Zing Forum

Reading

PlanBench-V: The First Visual-Language Model Evaluation Benchmark for Spatial Planning Diagrams

PlanBench-V is the first comprehensive benchmark specifically designed to evaluate the ability of visual-language models (VLMs) to interpret spatial planning diagrams. By constructing an expert-annotated dataset containing 223 planning diagrams and 1629 question-answer pairs, it reveals the capability boundaries of current VLMs across four dimensions: perception, reasoning, association, and implementation.

Vision-Language Models空间规划城市规划多模态评测基准测试地理信息系统空间推理领域适应性AI
Published 2026-06-04 14:17Recent activity 2026-06-05 16:49Estimated read 6 min
PlanBench-V: The First Visual-Language Model Evaluation Benchmark for Spatial Planning Diagrams
1

Section 01

[Introduction] PlanBench-V: The First VLM Evaluation Benchmark for Spatial Planning Diagrams Released

PlanBench-V is the first comprehensive evaluation benchmark specifically for assessing the ability of visual-language models (VLMs) to interpret spatial planning diagrams. Released by the arXiv author team on June 4, 2026 (link: http://arxiv.org/abs/2606.05744v1), this benchmark constructs a dataset with 223 planning diagrams and 1629 expert-annotated question-answer pairs. It reveals the capability boundaries of current VLMs through a four-dimensional framework (perception, reasoning, association, implementation) and has open-sourced its code and dataset (https://plangpt.github.io).

2

Section 02

Background & Problem: Challenges in Interpreting Spatial Planning Diagrams and Limitations of Existing Benchmarks

Spatial planning diagrams are core tools for land governance, requiring fine-grained visual perception, spatial reasoning, and professional policy judgment—posing challenges to both humans and AI. Existing multimodal benchmarks focus on general visual tasks, ignoring the unique cognitive processes in planning practice (e.g., policy implications, regulatory constraints, and other professional knowledge needs), and lack specialized evaluation benchmarks for spatial planning diagrams.

3

Section 03

Core Methods: SPMD Dataset and Four-Dimensional Evaluation Framework

1. Spatial Planning Map Database (SPMD)

Contains 223 real planning diagrams covering different regions and styles, plus 1629 multi-level question-answer pairs designed by domain experts, ensuring that the questions reflect cognitive challenges in planning practice.

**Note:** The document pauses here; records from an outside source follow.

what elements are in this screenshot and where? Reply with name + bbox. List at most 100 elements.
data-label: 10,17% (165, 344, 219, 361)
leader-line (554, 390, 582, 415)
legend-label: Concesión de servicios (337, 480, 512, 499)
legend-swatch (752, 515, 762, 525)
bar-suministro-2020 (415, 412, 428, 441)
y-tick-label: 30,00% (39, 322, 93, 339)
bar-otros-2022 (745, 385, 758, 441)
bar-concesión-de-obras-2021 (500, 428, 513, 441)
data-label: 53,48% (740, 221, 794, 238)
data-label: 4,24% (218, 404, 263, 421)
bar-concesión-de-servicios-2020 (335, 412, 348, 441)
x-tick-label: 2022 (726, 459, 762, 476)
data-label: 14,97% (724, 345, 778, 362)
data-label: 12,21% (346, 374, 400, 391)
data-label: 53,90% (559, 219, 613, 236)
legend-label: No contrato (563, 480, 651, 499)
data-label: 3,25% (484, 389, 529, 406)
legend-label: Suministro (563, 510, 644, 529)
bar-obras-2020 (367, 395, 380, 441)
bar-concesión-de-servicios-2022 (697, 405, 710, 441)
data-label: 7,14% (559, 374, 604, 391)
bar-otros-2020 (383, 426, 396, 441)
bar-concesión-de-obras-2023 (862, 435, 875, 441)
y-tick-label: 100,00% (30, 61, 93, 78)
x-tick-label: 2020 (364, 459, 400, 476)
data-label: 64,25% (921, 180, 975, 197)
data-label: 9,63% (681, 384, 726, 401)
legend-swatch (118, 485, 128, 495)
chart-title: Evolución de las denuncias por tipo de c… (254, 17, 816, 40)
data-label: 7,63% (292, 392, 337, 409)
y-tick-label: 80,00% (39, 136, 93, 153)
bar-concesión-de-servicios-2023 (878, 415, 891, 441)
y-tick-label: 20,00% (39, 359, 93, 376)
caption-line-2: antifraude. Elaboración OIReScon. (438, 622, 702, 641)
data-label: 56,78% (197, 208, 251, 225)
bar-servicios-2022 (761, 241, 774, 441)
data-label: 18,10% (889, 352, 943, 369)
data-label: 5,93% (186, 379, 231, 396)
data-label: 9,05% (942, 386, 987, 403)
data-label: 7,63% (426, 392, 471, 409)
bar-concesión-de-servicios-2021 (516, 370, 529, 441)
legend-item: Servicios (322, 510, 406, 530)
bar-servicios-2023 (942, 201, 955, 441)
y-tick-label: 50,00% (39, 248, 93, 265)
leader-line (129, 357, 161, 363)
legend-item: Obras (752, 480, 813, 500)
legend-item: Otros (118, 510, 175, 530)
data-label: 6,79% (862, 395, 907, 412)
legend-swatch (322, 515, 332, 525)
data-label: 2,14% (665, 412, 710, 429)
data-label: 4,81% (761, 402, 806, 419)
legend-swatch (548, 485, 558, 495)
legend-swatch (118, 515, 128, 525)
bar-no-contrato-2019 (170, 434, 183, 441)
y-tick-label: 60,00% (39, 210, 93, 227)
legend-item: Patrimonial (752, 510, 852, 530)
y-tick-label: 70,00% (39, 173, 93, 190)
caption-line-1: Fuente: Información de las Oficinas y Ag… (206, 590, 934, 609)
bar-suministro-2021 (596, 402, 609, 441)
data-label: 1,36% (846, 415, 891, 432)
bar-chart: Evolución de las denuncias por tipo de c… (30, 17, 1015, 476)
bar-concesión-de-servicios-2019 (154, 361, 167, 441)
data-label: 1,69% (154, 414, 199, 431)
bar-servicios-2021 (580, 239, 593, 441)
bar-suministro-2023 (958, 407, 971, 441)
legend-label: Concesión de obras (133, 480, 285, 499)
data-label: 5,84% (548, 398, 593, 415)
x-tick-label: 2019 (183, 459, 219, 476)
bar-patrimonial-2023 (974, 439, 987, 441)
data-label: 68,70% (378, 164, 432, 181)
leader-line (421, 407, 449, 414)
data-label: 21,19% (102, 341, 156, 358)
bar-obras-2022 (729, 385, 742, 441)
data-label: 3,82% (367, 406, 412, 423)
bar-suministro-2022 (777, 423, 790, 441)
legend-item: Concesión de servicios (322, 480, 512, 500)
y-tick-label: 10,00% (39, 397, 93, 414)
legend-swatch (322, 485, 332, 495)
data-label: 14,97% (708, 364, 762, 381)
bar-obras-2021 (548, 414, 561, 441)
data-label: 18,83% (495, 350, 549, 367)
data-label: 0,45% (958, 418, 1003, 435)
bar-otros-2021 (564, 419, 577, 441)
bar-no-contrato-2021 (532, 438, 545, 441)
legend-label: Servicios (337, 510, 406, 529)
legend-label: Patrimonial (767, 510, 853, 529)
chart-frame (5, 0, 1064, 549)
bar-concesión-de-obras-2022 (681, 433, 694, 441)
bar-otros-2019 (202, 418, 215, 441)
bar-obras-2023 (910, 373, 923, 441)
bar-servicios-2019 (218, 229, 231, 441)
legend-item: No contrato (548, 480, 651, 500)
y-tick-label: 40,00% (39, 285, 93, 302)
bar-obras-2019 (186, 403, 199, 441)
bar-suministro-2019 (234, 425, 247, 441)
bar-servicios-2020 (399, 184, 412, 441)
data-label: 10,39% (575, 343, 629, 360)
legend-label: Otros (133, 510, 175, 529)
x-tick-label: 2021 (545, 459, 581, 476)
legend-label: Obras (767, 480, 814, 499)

2. Four-Dimensional Evaluation Framework

  • Perception: Recognize basic visual elements such as plot boundaries and land use types;
  • Reasoning: Calculate distances, analyze connectivity, and other spatial logical relationships;
  • Association: Link visual information with policy implications (regulatory constraints, development intensity, etc.);
  • Implementation: Perform evaluation judgments and policy-sensitive decision-making tasks (the highest level).
4

Section 04

Experimental Findings: Generational Progress of VLMs and Bottlenecks in Implementation Tasks

  1. Significant generational progress: The 2026 best model Qwen3.6-Plus achieved a 27% overall performance improvement compared to 2025's GPT-4o;
  2. Bottleneck in implementation tasks: All models performed poorly in implementation tasks (evaluation judgment, policy sensitivity, constraint-based decision-making), reflecting fundamental limitations in professional planning contexts;
  3. Need for domain-adaptive frameworks: General VLMs require optimization with domain knowledge to handle professional tasks.
5

Section 05

Technical Implementation and Open Resources

The research team has open-sourced the code and dataset, accessible at: https://plangpt.github.io. The open resources support experiment reproduction, new model development, dataset expansion, and establishment of fine-grained evaluation metrics.

6

Section 06

Industry Implications: Planning Practice, Model Development, and Policy Making

  • Urban planning practice: Provides an evaluation basis for the reliability of AI-assisted planning tools;
  • Model development: Guides VLMs to improve deep understanding of professional domains;
  • Policy making: Provides a risk assessment framework for AI deployment in applications like smart cities.
7

Section 07

Future Outlook: Development Directions for Intelligent Planning Assistants

Key directions for future efforts:

  1. Multimodal fusion (integrating remote sensing, 3D models, and real-time data);
  2. Interactive reasoning (collaborative analysis between planners and AI);
  3. Interpretability (transparently presenting the reasoning process);
  4. Continuous learning (improving the system based on practical feedback). PlanBench-V serves as a bridge between AI research and planning practice, providing a technical roadmap for the future of smart cities.